4. The multi-granularity text representation and graphic fusion visual question answering method of claim 3, wherein: after vector splicing is carried out on the obtained picture features and the text features, high-order features of different modes are fused through a Transformer layer to obtain a self-adaptive fusion feature vector, and the method further comprises the following steps:

and performing vector splicing on the updated text and picture characteristics, fusing the spliced vector with high-order vectors of different modes to obtain a self-adaptive fusion characteristic vector, and reconstructing an original connection vector from the automatically fused potential vectors.

5. The multi-granularity text representation and graphic fusion visual question answering method of claim 4, wherein: after vector splicing is carried out on the obtained picture features and the text features, high-order features of different modes are fused through a Transformer layer to obtain a self-adaptive fusion feature vector, and the method further comprises the following steps:

6. The multi-granularity text representation and graphic fusion visual question answering method of claim 3, wherein: the coordinated attention network includes at least one set of self-attentive units and directed attentive units connected together.

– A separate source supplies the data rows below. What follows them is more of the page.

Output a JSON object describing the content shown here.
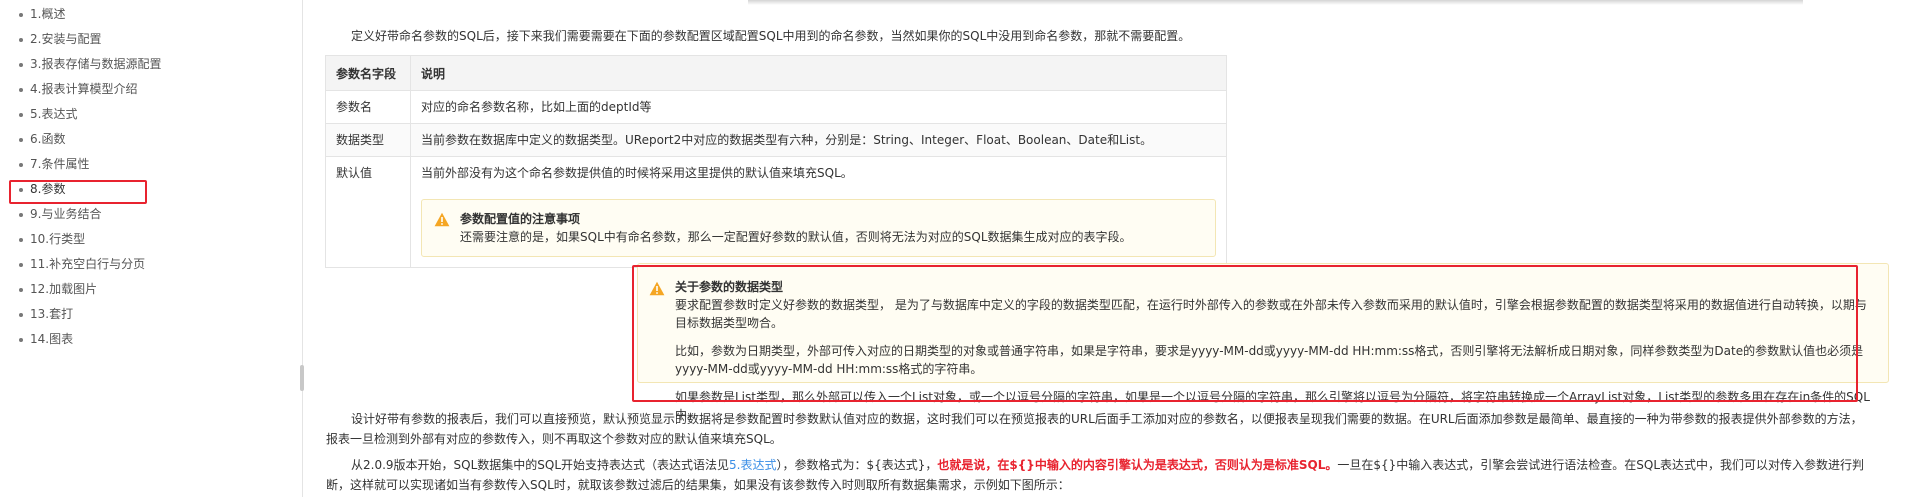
{
  "sidebar": {
    "items": [
      {
        "label": "1.概述"
      },
      {
        "label": "2.安装与配置"
      },
      {
        "label": "3.报表存储与数据源配置"
      },
      {
        "label": "4.报表计算模型介绍"
      },
      {
        "label": "5.表达式"
      },
      {
        "label": "6.函数"
      },
      {
        "label": "7.条件属性"
      },
      {
        "label": "8.参数"
      },
      {
        "label": "9.与业务结合"
      },
      {
        "label": "10.行类型"
      },
      {
        "label": "11.补充空白行与分页"
      },
      {
        "label": "12.加载图片"
      },
      {
        "label": "13.套打"
      },
      {
        "label": "14.图表"
      }
    ],
    "active_item": "8.参数"
  },
  "intro": "定义好带命名参数的SQL后，接下来我们需要需要在下面的参数配置区域配置SQL中用到的命名参数，当然如果你的SQL中没用到命名参数，那就不需要配置。",
  "param_table": {
    "headers": [
      "参数名字段",
      "说明"
    ],
    "rows": [
      {
        "field": "参数名",
        "desc": "对应的命名参数名称，比如上面的deptId等"
      },
      {
        "field": "数据类型",
        "desc": "当前参数在数据库中定义的数据类型。UReport2中对应的数据类型有六种，分别是：String、Integer、Float、Boolean、Date和List。"
      },
      {
        "field": "默认值",
        "desc": "当前外部没有为这个命名参数提供值的时候将采用这里提供的默认值来填充SQL。"
      }
    ],
    "tip": {
      "title": "参数配置值的注意事项",
      "text": "还需要注意的是，如果SQL中有命名参数，那么一定配置好参数的默认值，否则将无法为对应的SQL数据集生成对应的表字段。"
    }
  },
  "callout": {
    "title": "关于参数的数据类型",
    "line1": "要求配置参数时定义好参数的数据类型，  是为了与数据库中定义的字段的数据类型匹配，在运行时外部传入的参数或在外部未传入参数而采用的默认值时，引擎会根据参数配置的数据类型将采用的数据值进行自动转换，以期与目标数据类型吻合。",
    "para2": "比如，参数为日期类型，外部可传入对应的日期类型的对象或普通字符串，如果是字符串，要求是yyyy-MM-dd或yyyy-MM-dd HH:mm:ss格式，否则引擎将无法解析成日期对象，同样参数类型为Date的参数默认值也必须是yyyy-MM-dd或yyyy-MM-dd HH:mm:ss格式的字符串。",
    "para3": "如果参数是List类型，那么外部可以传入一个List对象，或一个以逗号分隔的字符串，如果是一个以逗号分隔的字符串，那么引擎将以逗号为分隔符，将字符串转换成一个ArrayList对象，List类型的参数多用在存在in条件的SQL中。"
  },
  "para_preview": "设计好带有参数的报表后，我们可以直接预览，默认预览显示的数据将是参数配置时参数默认值对应的数据，这时我们可以在预览报表的URL后面手工添加对应的参数名，以便报表呈现我们需要的数据。在URL后面添加参数是最简单、最直接的一种为带参数的报表提供外部参数的方法，报表一旦检测到外部有对应的参数传入，则不再取这个参数对应的默认值来填充SQL。",
  "para_expr": {
    "part1": "从2.0.9版本开始，SQL数据集中的SQL开始支持表达式（表达式语法见",
    "link": "5.表达式",
    "part2": "），参数格式为：${表达式}，",
    "emphasis": "也就是说，在${}中输入的内容引擎认为是表达式，否则认为是标准SQL。",
    "part3": "一旦在${}中输入表达式，引擎会尝试进行语法检查。在SQL表达式中，我们可以对传入参数进行判断，这样就可以实现诸如当有参数传入SQL时，就取该参数过滤后的结果集，如果没有该参数传入时则取所有数据集需求，示例如下图所示："
  },
  "colors": {
    "highlight_border": "#e8232f",
    "tip_background": "#fffdf3",
    "tip_border": "#f3e6b4",
    "link": "#3a8ee6",
    "warning_icon": "#f5a623"
  }
}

7. The multi-granularity text representation and graphic fusion visual question answering method of claim 6, wherein: the self-attention unit comprises a multi-head attention layer and a measuring point feedforward layer which are connected together and used for learning the relation among all samples in the same mode; the structure of the guiding attention unit is the same as that of the self-attention unit, and one mode is used for guiding another mode to represent characteristic relations among different modes.

8. A multi-granularity text representation and image-text fusion visual question-answering system is characterized in that: the method comprises the following steps:

a feature extraction module configured to: obtaining a picture and a problem text corresponding to the picture to obtain picture characteristics; according to the problem text corresponding to the picture, sentence information of different levels in the problem text is extracted through hierarchy expansion convolution to form text characteristics;

9. A computer-readable storage medium, on which a computer program is stored, which program, when executed by a processor, performs the steps in a multi-granular textual representation and teletext fusion visual question-answering method according to any one of claims 1-7.

10. A computer device comprising a memory, a processor and a computer program stored on the memory and executable on the processor, wherein the processor when executing the program implements the steps in a multi-granular text representation and teletext fused visual question-answering method according to any one of claims 1-7.